I did feel some anxiety around the testing—my natural pessimism prepared me for that. But the most surprising thing was after I did the stem cell transplant and they discovered the NHL. Even the transplant doctors were puzzled. Throughout the experience, I always hoped that I could just “do nothing,” and the doctor wasn’t opposed to watchful waiting, but if a test wasn’t good, it was on to the next thing.
Living the Life
I realized that life is finite. While I wanted my treatments to work, I was resigned to them failing, so I was pleasantly surprised when things worked out in the end. I’m almost seven years cancer free. I wasn’t sure I wanted to go through the transplant process, but my doctor said it would give me 30 years of life that I wouldn’t otherwise have. I’ve been given seven of those already, so I’m pretty pleased.
I think I live differently today; Having been treated for cancer, I have a very different response than friends and family looking at it from the outside. I have a better understanding that people are different, and I’m more tolerant of that.

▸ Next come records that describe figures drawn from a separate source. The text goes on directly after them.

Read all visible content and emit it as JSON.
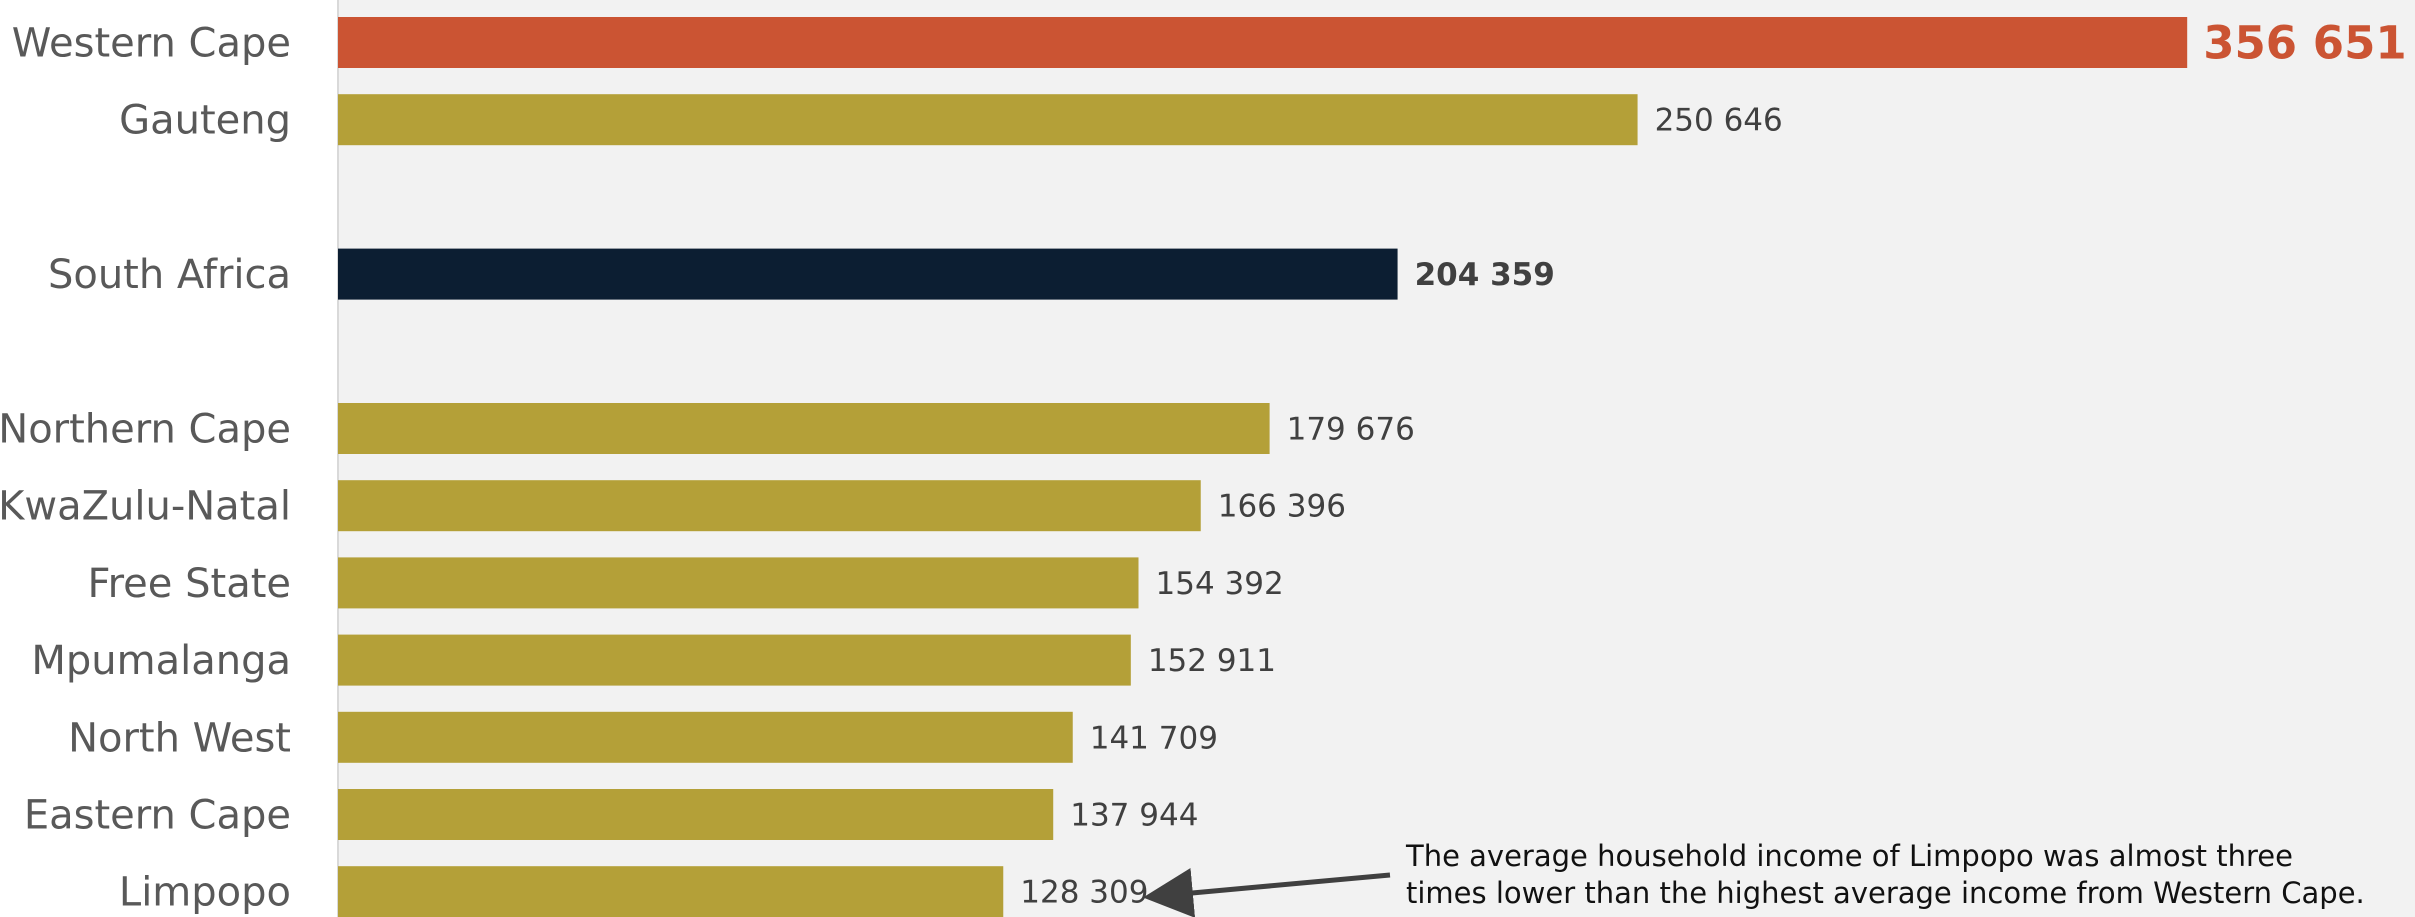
{
  "colors": {
    "panel": "#f2f2f2",
    "axis": "#d9d9d9",
    "province": "#b4a038",
    "highlight": "#cb5433",
    "national": "#0c1e32",
    "arrow": "#404040"
  },
  "chart_data": {
    "type": "bar",
    "orientation": "horizontal",
    "title": "",
    "xlabel": "",
    "ylabel": "",
    "xlim": [
      0,
      380000
    ],
    "grid": false,
    "legend": "none",
    "rows": [
      {
        "category": "Western Cape",
        "value": 356651,
        "value_label": "356 651",
        "style": "highlight",
        "slot": 0
      },
      {
        "category": "Gauteng",
        "value": 250646,
        "value_label": "250 646",
        "style": "province",
        "slot": 1
      },
      {
        "category": "South Africa",
        "value": 204359,
        "value_label": "204 359",
        "style": "national",
        "slot": 3
      },
      {
        "category": "Northern Cape",
        "value": 179676,
        "value_label": "179 676",
        "style": "province",
        "slot": 5
      },
      {
        "category": "KwaZulu-Natal",
        "value": 166396,
        "value_label": "166 396",
        "style": "province",
        "slot": 6
      },
      {
        "category": "Free State",
        "value": 154392,
        "value_label": "154 392",
        "style": "province",
        "slot": 7
      },
      {
        "category": "Mpumalanga",
        "value": 152911,
        "value_label": "152 911",
        "style": "province",
        "slot": 8
      },
      {
        "category": "North West",
        "value": 141709,
        "value_label": "141 709",
        "style": "province",
        "slot": 9
      },
      {
        "category": "Eastern Cape",
        "value": 137944,
        "value_label": "137 944",
        "style": "province",
        "slot": 10
      },
      {
        "category": "Limpopo",
        "value": 128309,
        "value_label": "128 309",
        "style": "province",
        "slot": 11
      }
    ],
    "annotation": {
      "target": "Limpopo",
      "lines": [
        "The average household income of Limpopo was almost three",
        "times lower than the highest average income from Western Cape."
      ]
    }
  }
}
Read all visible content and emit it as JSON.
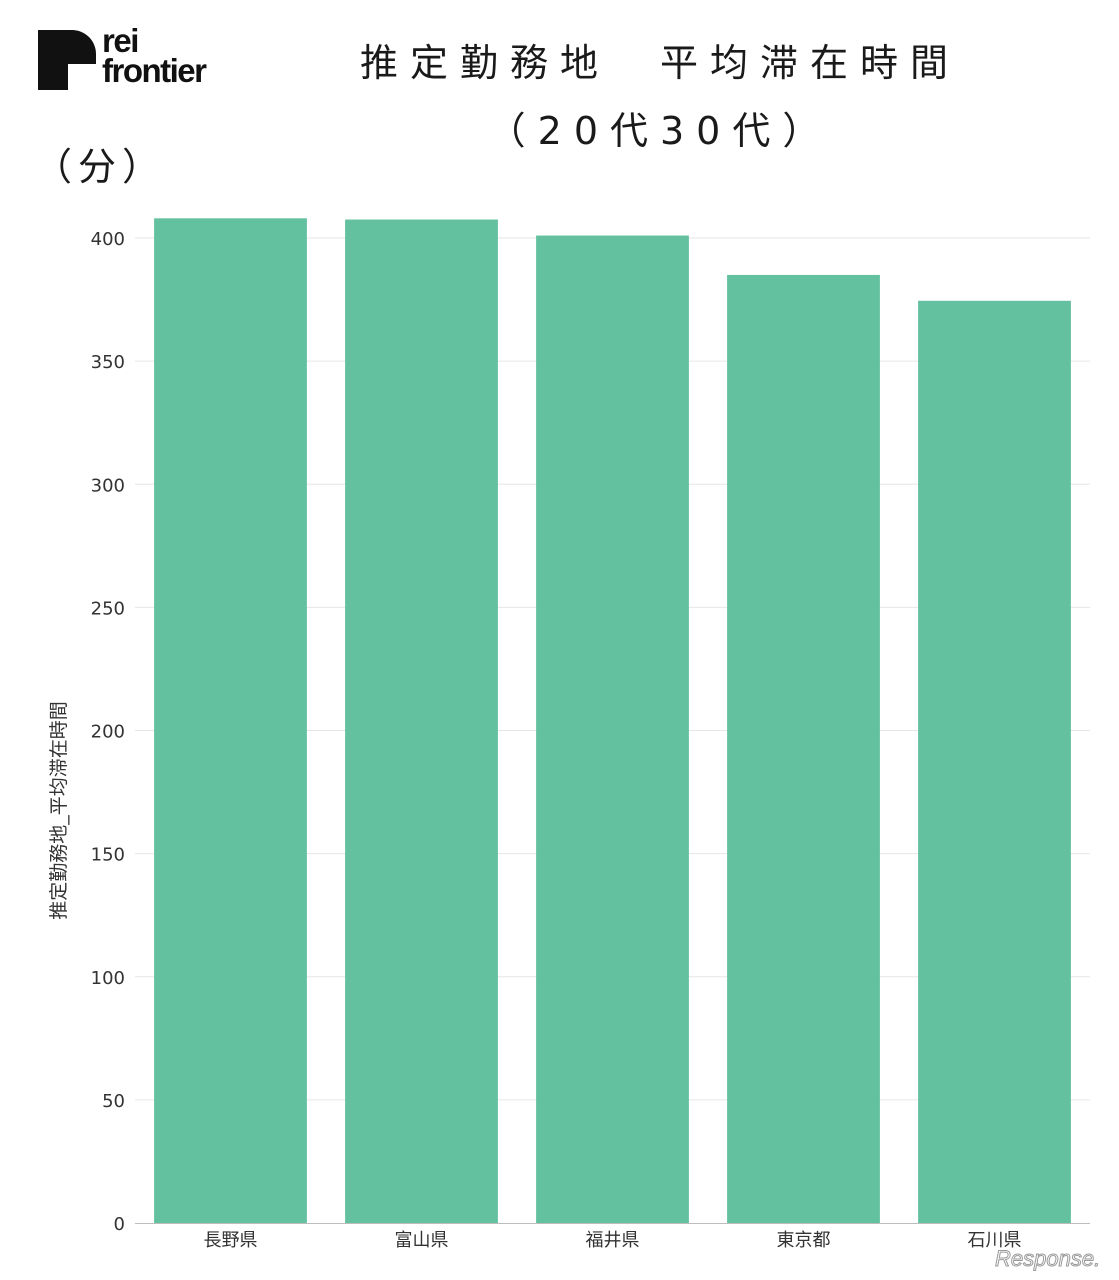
{
  "logo": {
    "line1": "rei",
    "line2": "frontier"
  },
  "title": {
    "line1": "推定勤務地　平均滞在時間",
    "line2": "（20代30代）"
  },
  "unit_label": "（分）",
  "watermark": "Response.",
  "colors": {
    "bar": "#64c1a0",
    "grid": "#e6e6e6",
    "axis": "#bdbdbd",
    "text": "#333333"
  },
  "chart_data": {
    "type": "bar",
    "categories": [
      "長野県",
      "富山県",
      "福井県",
      "東京都",
      "石川県"
    ],
    "values": [
      408,
      407.5,
      401,
      385,
      374.5
    ],
    "ylabel": "推定勤務地_平均滞在時間",
    "xlabel": "",
    "ylim": [
      0,
      400
    ],
    "yticks": [
      0,
      50,
      100,
      150,
      200,
      250,
      300,
      350,
      400
    ],
    "grid": true
  }
}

I am mostly recovered from all of this. The first chemo damaged the nerves in my feet, so now some parts don’t feel heat, and some don’t feel touch. My hip gives me trouble if I walk too much, particularly outdoors, and I developed heart issues, which the doctor says is possibly a delayed result of the chemo. When added up, I haven’t had any more misfortune than the average person…maybe less. I seem to be happy; I have no explanation for it, but I am pleased to be alive and pleased to be living the life I am living.